Millennials did not invent the Internet. Nor, for that matter, did Generation X’ers.
Yet why are so many of us in the media surprised Baby Boomers are online? Here’s just the latest bit of evidence, from eMarketer:
Baby Boomers Lead Pharma Online Script Fulfillment
More consumers are filling their prescriptions online, with a surprising demographic leading that digital consumer transition — baby boomers, an age group most likely to have ongoing prescription needs.
I, for one, am not surprised. But maybe that’s because I’m a (late) Baby Boomer — one who began his career tapping out high-school sports stories on an early-model word processor at a local daily newspaper. This was all the way back in 1980-81. (By the way in those days we also used a “TC” (telecommunication) machine that basically presaged modems and email, as our beat writer for the local Major League Baseball team dispatched the text of his nightly game coverage from far-off American League outposts like Anaheim and Dallas — like magic.)
A decade or so later, we of the same generation ushered in the era of desktop publishing which essentially did for paper media what web CMS’s do today for online media.

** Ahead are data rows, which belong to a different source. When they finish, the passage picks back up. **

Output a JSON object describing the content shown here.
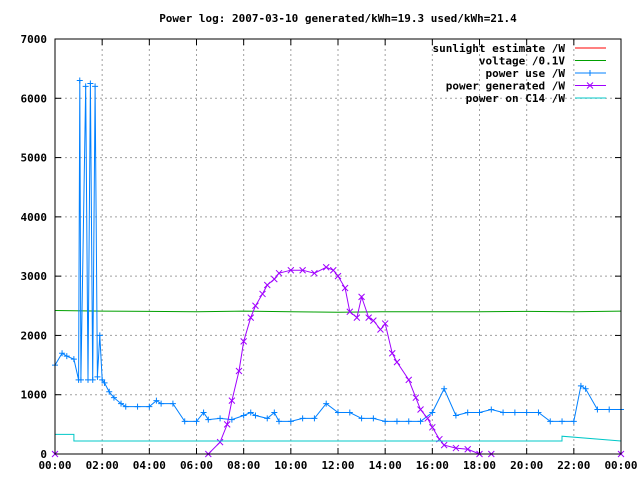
{
  "chart_data": {
    "type": "line",
    "title": "Power log: 2007-03-10 generated/kWh=19.3 used/kWh=21.4",
    "xlabel": "",
    "ylabel": "",
    "xlim": [
      0,
      24
    ],
    "ylim": [
      0,
      7000
    ],
    "grid": true,
    "legend_position": "top-right",
    "x_ticks": [
      "00:00",
      "02:00",
      "04:00",
      "06:00",
      "08:00",
      "10:00",
      "12:00",
      "14:00",
      "16:00",
      "18:00",
      "20:00",
      "22:00",
      "00:00"
    ],
    "y_ticks": [
      "0",
      "1000",
      "2000",
      "3000",
      "4000",
      "5000",
      "6000",
      "7000"
    ],
    "series": [
      {
        "name": "sunlight estimate /W",
        "color": "#ff0000",
        "style": "line",
        "x": [
          0,
          7,
          24
        ],
        "y": [
          0,
          0,
          0
        ]
      },
      {
        "name": "voltage /0.1V",
        "color": "#00a000",
        "style": "line",
        "x": [
          0,
          2,
          4,
          6,
          8,
          10,
          12,
          14,
          16,
          18,
          20,
          22,
          24
        ],
        "y": [
          2420,
          2410,
          2405,
          2400,
          2410,
          2400,
          2390,
          2400,
          2400,
          2400,
          2405,
          2400,
          2410
        ]
      },
      {
        "name": "power use /W",
        "color": "#0080ff",
        "style": "linepoints-plus",
        "x": [
          0,
          0.3,
          0.5,
          0.8,
          1.0,
          1.05,
          1.1,
          1.3,
          1.4,
          1.5,
          1.6,
          1.7,
          1.8,
          1.9,
          2.0,
          2.1,
          2.3,
          2.5,
          2.8,
          3.0,
          3.5,
          4.0,
          4.3,
          4.5,
          5.0,
          5.5,
          6.0,
          6.3,
          6.5,
          7.0,
          7.5,
          8.0,
          8.3,
          8.5,
          9.0,
          9.3,
          9.5,
          10.0,
          10.5,
          11.0,
          11.5,
          12.0,
          12.5,
          13.0,
          13.5,
          14.0,
          14.5,
          15.0,
          15.5,
          16.0,
          16.5,
          17.0,
          17.5,
          18.0,
          18.5,
          19.0,
          19.5,
          20.0,
          20.5,
          21.0,
          21.5,
          22.0,
          22.3,
          22.5,
          23.0,
          23.5,
          24.0
        ],
        "y": [
          1500,
          1700,
          1650,
          1600,
          1250,
          6300,
          1250,
          6200,
          1250,
          6250,
          1250,
          6200,
          1300,
          2000,
          1250,
          1200,
          1050,
          950,
          850,
          800,
          800,
          800,
          900,
          850,
          850,
          550,
          550,
          700,
          580,
          600,
          580,
          650,
          700,
          650,
          600,
          700,
          550,
          550,
          600,
          600,
          850,
          700,
          700,
          600,
          600,
          550,
          550,
          550,
          550,
          700,
          1100,
          650,
          700,
          700,
          750,
          700,
          700,
          700,
          700,
          550,
          550,
          550,
          1150,
          1100,
          750,
          750,
          750
        ]
      },
      {
        "name": "power generated /W",
        "color": "#a000ff",
        "style": "linepoints-x",
        "x": [
          0,
          6.5,
          7.0,
          7.3,
          7.5,
          7.8,
          8.0,
          8.3,
          8.5,
          8.8,
          9.0,
          9.3,
          9.5,
          10.0,
          10.5,
          11.0,
          11.5,
          11.8,
          12.0,
          12.3,
          12.5,
          12.8,
          13.0,
          13.3,
          13.5,
          13.8,
          14.0,
          14.3,
          14.5,
          15.0,
          15.3,
          15.5,
          15.8,
          16.0,
          16.3,
          16.5,
          17.0,
          17.5,
          18.0,
          18.5,
          24.0
        ],
        "y": [
          0,
          0,
          200,
          500,
          900,
          1400,
          1900,
          2300,
          2500,
          2700,
          2850,
          2950,
          3050,
          3100,
          3100,
          3050,
          3150,
          3100,
          3000,
          2800,
          2400,
          2300,
          2650,
          2300,
          2250,
          2100,
          2200,
          1700,
          1550,
          1250,
          950,
          750,
          600,
          450,
          250,
          150,
          100,
          80,
          0,
          0,
          0
        ]
      },
      {
        "name": "power on C14 /W",
        "color": "#00c8c8",
        "style": "line",
        "x": [
          0,
          0.8,
          0.8,
          21.5,
          21.5,
          24.0
        ],
        "y": [
          330,
          330,
          220,
          220,
          300,
          220
        ]
      }
    ]
  }
}
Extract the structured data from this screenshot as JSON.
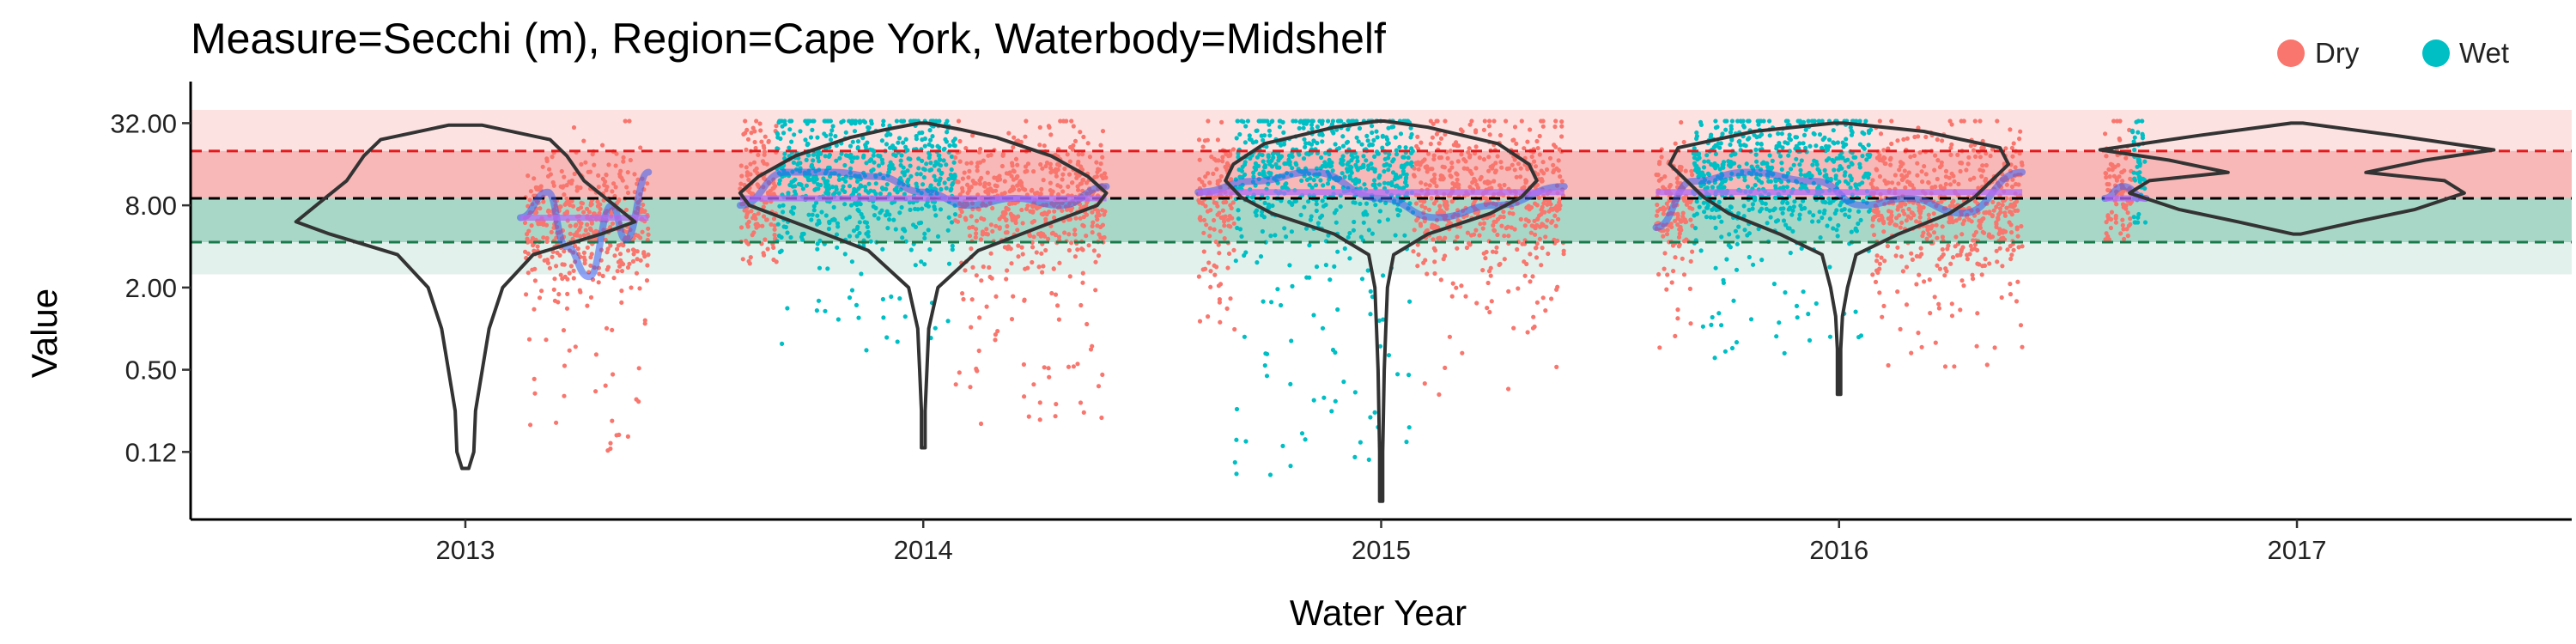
{
  "chart_data": {
    "type": "scatter",
    "title": "Measure=Secchi (m), Region=Cape York, Waterbody=Midshelf",
    "xlabel": "Water Year",
    "ylabel": "Value",
    "y_scale": "log2",
    "ylim": [
      0.04,
      60
    ],
    "xlim": [
      2012.4,
      2017.6
    ],
    "x_ticks": [
      2013,
      2014,
      2015,
      2016,
      2017
    ],
    "x_tick_labels": [
      "2013",
      "2014",
      "2015",
      "2016",
      "2017"
    ],
    "y_ticks": [
      0.125,
      0.5,
      2,
      8,
      32
    ],
    "y_tick_labels": [
      "0.12",
      "0.50",
      "2.00",
      "8.00",
      "32.00"
    ],
    "legend": {
      "position": "top-right",
      "entries": [
        {
          "name": "Dry",
          "color": "#F8766D"
        },
        {
          "name": "Wet",
          "color": "#00BFC4"
        }
      ]
    },
    "guideline_bands": [
      {
        "name": "upper-outer",
        "ymin": 2.5,
        "ymax": 40,
        "color": "#fde2e2"
      },
      {
        "name": "upper-inner",
        "ymin": 9,
        "ymax": 20,
        "color": "#f8b8b8"
      },
      {
        "name": "lower-inner",
        "ymin": 4.3,
        "ymax": 9,
        "color": "#a9d7c7"
      },
      {
        "name": "lower-outer",
        "ymin": 2.5,
        "ymax": 4.3,
        "color": "#e2f1ec"
      }
    ],
    "reference_lines": [
      {
        "name": "upper-threshold",
        "y": 20,
        "color": "#e31a1c"
      },
      {
        "name": "guideline",
        "y": 9,
        "color": "#000000"
      },
      {
        "name": "lower-threshold",
        "y": 4.3,
        "color": "#1b7a4b"
      }
    ],
    "violins": [
      {
        "year": 2013,
        "half_width": 0.37,
        "profile": [
          [
            -3.4,
            0.02
          ],
          [
            -3,
            0.05
          ],
          [
            -2,
            0.06
          ],
          [
            -1,
            0.1
          ],
          [
            0,
            0.14
          ],
          [
            1,
            0.22
          ],
          [
            1.8,
            0.4
          ],
          [
            2.3,
            0.8
          ],
          [
            2.6,
            1
          ],
          [
            3.1,
            0.85
          ],
          [
            3.6,
            0.7
          ],
          [
            4.2,
            0.6
          ],
          [
            4.6,
            0.5
          ],
          [
            4.95,
            0.1
          ]
        ]
      },
      {
        "year": 2014,
        "half_width": 0.4,
        "profile": [
          [
            -2.9,
            0.01
          ],
          [
            -2,
            0.01
          ],
          [
            -1,
            0.02
          ],
          [
            0,
            0.03
          ],
          [
            1,
            0.08
          ],
          [
            1.9,
            0.3
          ],
          [
            2.5,
            0.65
          ],
          [
            3,
            0.95
          ],
          [
            3.3,
            1
          ],
          [
            3.7,
            0.9
          ],
          [
            4.2,
            0.7
          ],
          [
            4.65,
            0.4
          ],
          [
            4.85,
            0.2
          ],
          [
            5,
            0.02
          ]
        ]
      },
      {
        "year": 2015,
        "half_width": 0.34,
        "profile": [
          [
            -4.2,
            0.01
          ],
          [
            -3,
            0.01
          ],
          [
            -2,
            0.015
          ],
          [
            -1,
            0.02
          ],
          [
            0,
            0.03
          ],
          [
            1,
            0.04
          ],
          [
            1.8,
            0.08
          ],
          [
            2.3,
            0.3
          ],
          [
            2.8,
            0.7
          ],
          [
            3.2,
            0.9
          ],
          [
            3.6,
            1
          ],
          [
            4,
            0.95
          ],
          [
            4.5,
            0.75
          ],
          [
            4.9,
            0.3
          ],
          [
            5.05,
            0.02
          ]
        ]
      },
      {
        "year": 2016,
        "half_width": 0.37,
        "profile": [
          [
            -1.6,
            0.01
          ],
          [
            -0.5,
            0.01
          ],
          [
            0.3,
            0.02
          ],
          [
            1,
            0.05
          ],
          [
            1.8,
            0.1
          ],
          [
            2.3,
            0.35
          ],
          [
            2.8,
            0.65
          ],
          [
            3.2,
            0.8
          ],
          [
            3.6,
            0.9
          ],
          [
            4,
            1
          ],
          [
            4.4,
            0.95
          ],
          [
            4.8,
            0.5
          ],
          [
            5,
            0.03
          ]
        ]
      },
      {
        "year": 2017,
        "half_width": 0.43,
        "profile": [
          [
            2.3,
            0.02
          ],
          [
            2.6,
            0.3
          ],
          [
            2.9,
            0.6
          ],
          [
            3.3,
            0.85
          ],
          [
            3.6,
            0.75
          ],
          [
            3.8,
            0.35
          ],
          [
            4.1,
            0.65
          ],
          [
            4.35,
            1
          ],
          [
            4.7,
            0.5
          ],
          [
            5,
            0.03
          ]
        ]
      }
    ],
    "scatter_groups": [
      {
        "season": "Dry",
        "x_start": 2013.13,
        "x_end": 2013.4,
        "median": 6.5,
        "low_tail": 0.12
      },
      {
        "season": "Dry",
        "x_start": 2013.6,
        "x_end": 2013.68,
        "median": 11,
        "low_tail": 3
      },
      {
        "season": "Wet",
        "x_start": 2013.68,
        "x_end": 2014.07,
        "median": 14,
        "low_tail": 0.6
      },
      {
        "season": "Dry",
        "x_start": 2014.07,
        "x_end": 2014.4,
        "median": 9,
        "low_tail": 0.2
      },
      {
        "season": "Dry",
        "x_start": 2014.6,
        "x_end": 2014.68,
        "median": 10,
        "low_tail": 0.8
      },
      {
        "season": "Wet",
        "x_start": 2014.68,
        "x_end": 2015.07,
        "median": 16,
        "low_tail": 0.08
      },
      {
        "season": "Dry",
        "x_start": 2015.07,
        "x_end": 2015.4,
        "median": 10,
        "low_tail": 0.3
      },
      {
        "season": "Dry",
        "x_start": 2015.6,
        "x_end": 2015.68,
        "median": 8,
        "low_tail": 0.5
      },
      {
        "season": "Wet",
        "x_start": 2015.68,
        "x_end": 2016.07,
        "median": 14,
        "low_tail": 0.6
      },
      {
        "season": "Dry",
        "x_start": 2016.07,
        "x_end": 2016.4,
        "median": 9,
        "low_tail": 0.5
      },
      {
        "season": "Dry",
        "x_start": 2016.58,
        "x_end": 2016.64,
        "median": 10,
        "low_tail": 4.5
      },
      {
        "season": "Wet",
        "x_start": 2016.64,
        "x_end": 2016.67,
        "median": 14,
        "low_tail": 6
      }
    ],
    "trend_flat": [
      {
        "x_start": 2013.12,
        "x_end": 2013.4,
        "y": 6.5
      },
      {
        "x_start": 2013.6,
        "x_end": 2014.4,
        "y": 9
      },
      {
        "x_start": 2014.6,
        "x_end": 2015.4,
        "y": 10
      },
      {
        "x_start": 2015.6,
        "x_end": 2016.4,
        "y": 10
      },
      {
        "x_start": 2016.58,
        "x_end": 2016.67,
        "y": 9
      }
    ],
    "trend_smooth": [
      {
        "points": [
          [
            2013.12,
            6.5
          ],
          [
            2013.18,
            10
          ],
          [
            2013.22,
            4
          ],
          [
            2013.27,
            2.4
          ],
          [
            2013.32,
            8
          ],
          [
            2013.35,
            4.5
          ],
          [
            2013.4,
            14
          ]
        ]
      },
      {
        "points": [
          [
            2013.6,
            8
          ],
          [
            2013.7,
            14
          ],
          [
            2013.8,
            14
          ],
          [
            2013.9,
            13
          ],
          [
            2014.0,
            10
          ],
          [
            2014.1,
            8
          ],
          [
            2014.2,
            9
          ],
          [
            2014.3,
            8
          ],
          [
            2014.4,
            11
          ]
        ]
      },
      {
        "points": [
          [
            2014.6,
            10
          ],
          [
            2014.72,
            12
          ],
          [
            2014.85,
            14
          ],
          [
            2015.0,
            9
          ],
          [
            2015.12,
            6.5
          ],
          [
            2015.25,
            8
          ],
          [
            2015.4,
            11
          ]
        ]
      },
      {
        "points": [
          [
            2015.6,
            5.5
          ],
          [
            2015.68,
            12
          ],
          [
            2015.8,
            14
          ],
          [
            2015.95,
            12
          ],
          [
            2016.05,
            8
          ],
          [
            2016.15,
            9
          ],
          [
            2016.27,
            7
          ],
          [
            2016.4,
            14
          ]
        ]
      },
      {
        "points": [
          [
            2016.58,
            9
          ],
          [
            2016.62,
            11
          ],
          [
            2016.67,
            9
          ]
        ]
      }
    ]
  }
}
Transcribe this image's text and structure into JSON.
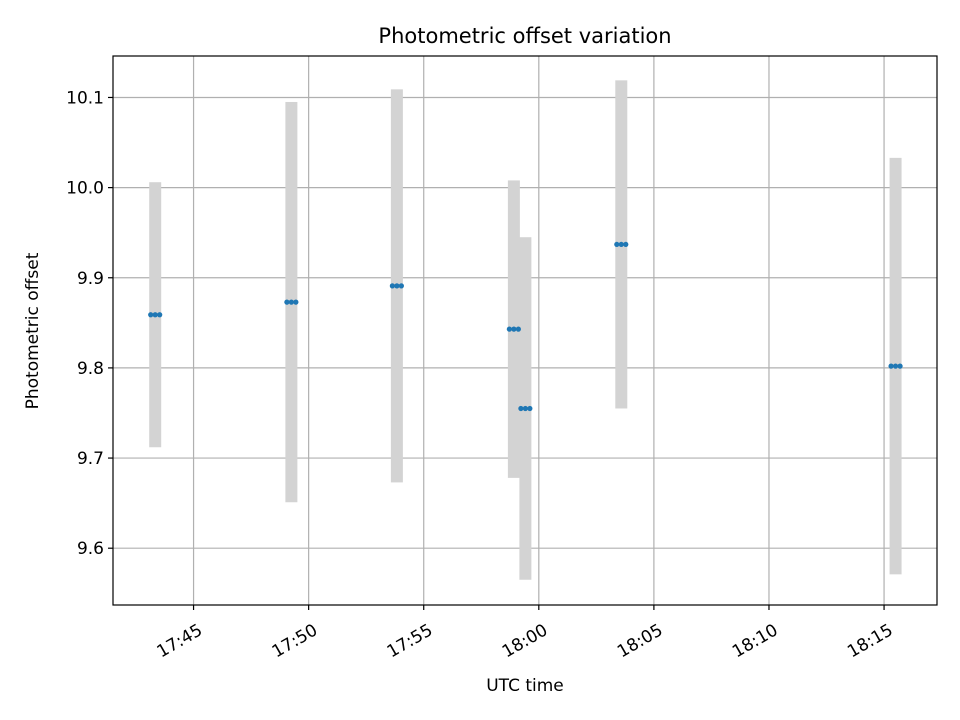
{
  "chart_data": {
    "type": "scatter",
    "title": "Photometric offset variation",
    "xlabel": "UTC time",
    "ylabel": "Photometric offset",
    "xlim": [
      "17:41.5",
      "18:17.3"
    ],
    "ylim": [
      9.537,
      10.146
    ],
    "grid": true,
    "x_ticks": [
      "17:45",
      "17:50",
      "17:55",
      "18:00",
      "18:05",
      "18:10",
      "18:15"
    ],
    "y_ticks": [
      "9.6",
      "9.7",
      "9.8",
      "9.9",
      "10.0",
      "10.1"
    ],
    "point_color": "#1f77b4",
    "errorbar_color": "#d3d3d3",
    "points": [
      {
        "time": "17:43:20",
        "value": 9.859,
        "err": 0.147
      },
      {
        "time": "17:49:15",
        "value": 9.873,
        "err": 0.222
      },
      {
        "time": "17:53:50",
        "value": 9.891,
        "err": 0.218
      },
      {
        "time": "17:58:55",
        "value": 9.843,
        "err": 0.165
      },
      {
        "time": "17:59:25",
        "value": 9.755,
        "err": 0.19
      },
      {
        "time": "18:03:35",
        "value": 9.937,
        "err": 0.182
      },
      {
        "time": "18:15:30",
        "value": 9.802,
        "err": 0.231
      }
    ]
  }
}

Are Baby Boomers as uniformly acclimatized to digital devices as their younger counterparts? No. But I think a lot of unwarranted “surprises” are straight ahead about who’s using online services. Few of us, at any age, are exempt from enjoying online conveniences — and the boom in tablets and their point-and-push interfaces are going to make this truer by the day. Blanket statements about an assumed correlation between age and technology need not apply.